Float

A floating home in Mission Creek, a long throw away from Oracle Park, is on the market for $1.25 million. The houseboat, which is registered with the Department of Motor Vehicles, is located at the end of a dock of 20 other such boat-homes, only five of which have ever gone up for sale, according to real estate agent Michelle Hunter. To land the quasi-vessel at berth 56, 300 Channel Street, a potential buyer must pass an interview with the Homeowner’s Association, which Hunter likened to a “co-op” made up of friends. The property is only available to people who intend to live there full-time; it can’t be financed and must be purchased entirely in cash since it isn’t technically a property.

No View

Last October a popular View news rack located at 317 Connecticut Street, near Po’Boys Kitchen, was stolen.  The Department of Public Works, which regularly tickets the paper’s distribution boxes for graffiti, claims it didn’t take it, though it has seized news racks in the past. Given the near collapse of print publications, with associated degradation in supply chain links like printers and boxes, replacing it would be expensive. Copies of the View remain available nearby, at Farley’s Coffee, 1315 18th Street, Thinkers Café, 1631 20th Street, and the paper’s main distribution node, The Good Life Grocery, 1524 20th Street…Speaking of which, according to Axios, the decline of local newspapers accelerated so rapidly in 2023 that one-third of the publications in the United States that existed less than 20 years ago have gone extinct.
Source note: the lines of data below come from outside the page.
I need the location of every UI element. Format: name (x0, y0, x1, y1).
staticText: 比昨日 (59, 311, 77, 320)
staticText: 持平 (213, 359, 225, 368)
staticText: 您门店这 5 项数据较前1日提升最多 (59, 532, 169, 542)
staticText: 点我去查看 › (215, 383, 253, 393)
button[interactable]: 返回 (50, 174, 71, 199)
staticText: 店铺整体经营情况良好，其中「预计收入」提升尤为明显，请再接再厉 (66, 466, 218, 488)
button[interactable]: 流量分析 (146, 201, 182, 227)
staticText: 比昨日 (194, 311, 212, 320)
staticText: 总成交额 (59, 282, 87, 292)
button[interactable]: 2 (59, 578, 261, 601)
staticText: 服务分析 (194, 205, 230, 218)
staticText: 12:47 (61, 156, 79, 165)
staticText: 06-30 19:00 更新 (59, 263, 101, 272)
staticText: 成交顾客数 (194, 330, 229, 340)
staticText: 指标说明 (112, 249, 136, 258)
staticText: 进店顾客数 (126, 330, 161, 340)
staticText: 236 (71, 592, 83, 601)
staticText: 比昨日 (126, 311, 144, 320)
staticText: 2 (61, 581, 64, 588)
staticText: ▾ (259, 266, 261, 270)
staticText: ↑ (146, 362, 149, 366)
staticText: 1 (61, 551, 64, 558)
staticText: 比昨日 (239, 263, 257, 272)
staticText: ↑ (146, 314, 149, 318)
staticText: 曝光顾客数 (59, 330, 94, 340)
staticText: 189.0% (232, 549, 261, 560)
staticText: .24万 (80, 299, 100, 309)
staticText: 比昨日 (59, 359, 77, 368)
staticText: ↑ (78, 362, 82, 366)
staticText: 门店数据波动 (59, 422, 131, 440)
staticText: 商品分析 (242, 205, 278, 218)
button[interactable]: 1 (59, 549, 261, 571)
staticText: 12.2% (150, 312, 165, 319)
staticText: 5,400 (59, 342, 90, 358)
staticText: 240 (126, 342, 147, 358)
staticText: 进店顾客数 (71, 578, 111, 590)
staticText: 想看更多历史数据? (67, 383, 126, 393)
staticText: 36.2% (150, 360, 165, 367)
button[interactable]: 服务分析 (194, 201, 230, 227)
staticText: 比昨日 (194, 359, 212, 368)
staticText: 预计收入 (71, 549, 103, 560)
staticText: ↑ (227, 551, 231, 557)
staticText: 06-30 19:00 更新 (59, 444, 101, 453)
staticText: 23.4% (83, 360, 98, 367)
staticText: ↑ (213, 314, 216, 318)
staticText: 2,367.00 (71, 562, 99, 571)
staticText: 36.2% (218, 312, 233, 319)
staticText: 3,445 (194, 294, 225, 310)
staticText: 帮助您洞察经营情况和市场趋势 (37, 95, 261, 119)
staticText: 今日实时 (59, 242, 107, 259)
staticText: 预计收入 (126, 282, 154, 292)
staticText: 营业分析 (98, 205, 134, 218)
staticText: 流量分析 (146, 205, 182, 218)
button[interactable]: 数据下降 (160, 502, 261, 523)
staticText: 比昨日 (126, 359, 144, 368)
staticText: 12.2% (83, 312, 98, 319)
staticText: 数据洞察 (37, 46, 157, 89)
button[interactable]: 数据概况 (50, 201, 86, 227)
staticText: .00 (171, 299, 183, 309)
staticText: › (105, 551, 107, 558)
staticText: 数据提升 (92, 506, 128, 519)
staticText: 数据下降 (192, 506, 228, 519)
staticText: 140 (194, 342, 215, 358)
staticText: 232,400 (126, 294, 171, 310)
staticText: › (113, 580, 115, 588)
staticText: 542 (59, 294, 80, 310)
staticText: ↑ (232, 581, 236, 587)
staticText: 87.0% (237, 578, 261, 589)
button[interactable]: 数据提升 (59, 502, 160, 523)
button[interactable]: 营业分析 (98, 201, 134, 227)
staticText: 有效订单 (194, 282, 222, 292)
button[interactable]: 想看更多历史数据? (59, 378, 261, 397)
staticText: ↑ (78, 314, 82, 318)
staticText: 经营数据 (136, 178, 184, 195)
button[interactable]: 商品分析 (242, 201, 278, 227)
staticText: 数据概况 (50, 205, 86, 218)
There are roughly 6,000 papers left in America, down from 8,891 in 2005, primarily weeklies or monthlies, leaving 204 U.S. counties, or 6.4 percent, without any local news outlet.Most communities that lose a homegrown paper don’t get a replacement, even online. Perhaps this helps explain the rapid rise of a deeply misinformed citizenry on a variety of critical topics. Advertise!  Donate! Before it’s too late!

No Perspective

Driven by a near religious sense of purpose, hounded away from their previous countries by poverty and persecution, the settlers raced to secure land all the way to the sea. To safeguard their new home they chased away, slaughtered, and ultimately penned into dissected lands the former inhabitants. Sound familiar? It should, it’s American history. Whatever’s going on the Middle East, perhaps we should have a bit of
humility and consciousness about our own wrought history… Along these lines, with the emergence of scary divisions between “red” and “blue” states that threaten democracy and human rights, perhaps a “two-state solution” might be aptly applied to the United States. The two coasts, with a narrow corridor to Illinois, Michigan, and Minnesota, could form one new nation-state. Did it turn out that other than abolishing slavery — no small thing — Lincoln was wrong about a house divided…?

Ownership

Contrary to what was stated in last month’s “Neighborhood Leaders Essential to Civic Life,” Keith Goldstein sold his company, Everest Waterproofing & Restoration, Inc., to another Potrero Hill resident, Seth Acharya, and Peter Vorhees in 2016.